Lula e Peña buscam superar controvérsia da Guerra do Paraguai
Encontro entre presidentes foca em diplomacia para dirimir atrito histórico. Chanceler paraguaio confirma diálogo sobre declaração de Lula.

O Palácio do Planalto adota uma postura diplomática para contornar uma potencial crise com o Paraguai, desencadeada por comentários do presidente Luiz Inácio Lula da Silva a respeito da Guerra do Paraguai. A estratégia brasileira é focar no diálogo e na cooperação, minimizando o impacto de um tema histórico sensível.
A controvérsia surgiu após Lula se referir ao conflito como um possível "genocídio" do povo paraguaio por parte do Brasil, Argentina e Uruguai, durante uma entrevista à TV oficial de seu partido. A declaração, que reaviva uma ferida histórica, preocupou o governo paraguaio.

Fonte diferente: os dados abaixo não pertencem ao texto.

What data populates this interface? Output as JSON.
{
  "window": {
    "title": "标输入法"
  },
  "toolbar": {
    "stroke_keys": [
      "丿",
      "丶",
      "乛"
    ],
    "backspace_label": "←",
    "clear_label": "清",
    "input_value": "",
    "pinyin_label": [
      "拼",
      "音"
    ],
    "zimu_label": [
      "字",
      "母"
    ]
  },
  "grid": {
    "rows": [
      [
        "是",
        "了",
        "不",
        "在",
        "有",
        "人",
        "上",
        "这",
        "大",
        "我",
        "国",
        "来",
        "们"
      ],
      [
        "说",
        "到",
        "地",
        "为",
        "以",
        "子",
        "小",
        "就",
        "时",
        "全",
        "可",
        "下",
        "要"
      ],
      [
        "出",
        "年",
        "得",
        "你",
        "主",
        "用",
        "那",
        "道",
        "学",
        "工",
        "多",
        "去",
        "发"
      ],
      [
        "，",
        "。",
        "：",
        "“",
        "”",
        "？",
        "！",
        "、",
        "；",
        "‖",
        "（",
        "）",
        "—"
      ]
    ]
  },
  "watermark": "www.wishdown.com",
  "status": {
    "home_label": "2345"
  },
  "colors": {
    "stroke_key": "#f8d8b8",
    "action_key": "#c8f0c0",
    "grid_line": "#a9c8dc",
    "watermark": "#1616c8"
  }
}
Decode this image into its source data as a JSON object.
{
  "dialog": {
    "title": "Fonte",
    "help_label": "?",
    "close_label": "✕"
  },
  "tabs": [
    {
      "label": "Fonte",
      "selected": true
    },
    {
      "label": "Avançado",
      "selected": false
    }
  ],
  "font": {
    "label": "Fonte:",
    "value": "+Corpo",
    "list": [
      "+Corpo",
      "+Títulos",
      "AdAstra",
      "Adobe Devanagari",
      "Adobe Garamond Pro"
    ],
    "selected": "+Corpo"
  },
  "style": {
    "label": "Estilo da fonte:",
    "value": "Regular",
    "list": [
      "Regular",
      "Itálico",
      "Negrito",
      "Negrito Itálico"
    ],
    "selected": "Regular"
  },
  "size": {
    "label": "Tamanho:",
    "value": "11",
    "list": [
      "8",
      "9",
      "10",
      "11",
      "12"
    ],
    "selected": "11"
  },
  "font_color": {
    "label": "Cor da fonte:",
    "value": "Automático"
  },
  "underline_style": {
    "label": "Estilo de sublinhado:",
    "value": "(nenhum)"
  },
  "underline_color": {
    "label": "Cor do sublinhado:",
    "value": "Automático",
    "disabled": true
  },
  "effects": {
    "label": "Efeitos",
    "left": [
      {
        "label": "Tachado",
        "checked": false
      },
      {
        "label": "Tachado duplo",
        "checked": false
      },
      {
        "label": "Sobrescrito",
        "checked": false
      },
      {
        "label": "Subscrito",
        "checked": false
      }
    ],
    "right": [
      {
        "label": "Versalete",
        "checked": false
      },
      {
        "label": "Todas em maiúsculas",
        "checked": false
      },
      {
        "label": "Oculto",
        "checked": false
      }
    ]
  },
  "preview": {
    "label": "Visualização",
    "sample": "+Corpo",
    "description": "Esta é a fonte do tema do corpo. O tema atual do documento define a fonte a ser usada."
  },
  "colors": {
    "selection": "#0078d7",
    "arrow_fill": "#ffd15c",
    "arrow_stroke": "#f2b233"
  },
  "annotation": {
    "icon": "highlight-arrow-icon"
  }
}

Em resposta à declaração de Lula, o presidente paraguaio, Santiago Peña, foi questionado durante um almoço na sede do Congresso Nacional e afirmou que o tema foi abordado no encontro bilateral com o chefe de Estado brasileiro. Peña enfatizou a importância de olhar para frente e construir um futuro de cooperação com o Brasil, enquanto o ministro das Relações Exteriores do Paraguai, Rubén Ramírez Lezcano, confirmou que as palavras de Lula foram discutidas, mas sem aprofundar se houve retratação formal.
A Guerra do Paraguai, travada entre 1864 e 1870, representa um período de grande sofrimento e perdas para o Paraguai, sendo um dos eventos mais sangrentos da história sul-americana. A disputa envolveu a Tríplice Aliança (Brasil, Argentina e Uruguai) contra o Paraguai, resultando em uma devastação demográfica e econômica para a nação guarani.
A diplomacia se mostra fundamental neste momento para preservar as relações bilaterais, especialmente diante de questões estratégicas como a usina de Itaipu. Ambos os países compartilham interesses econômicos e regionais, tornando o bom relacionamento essencial para a estabilidade e progresso da fronteira.
Analistas políticos observam a iniciativa de ambos os líderes como um passo importante para evitar que a história do conflito imperial de mais de um século e meio atrás afete as relações contemporâneas entre as duas nações vizinhas.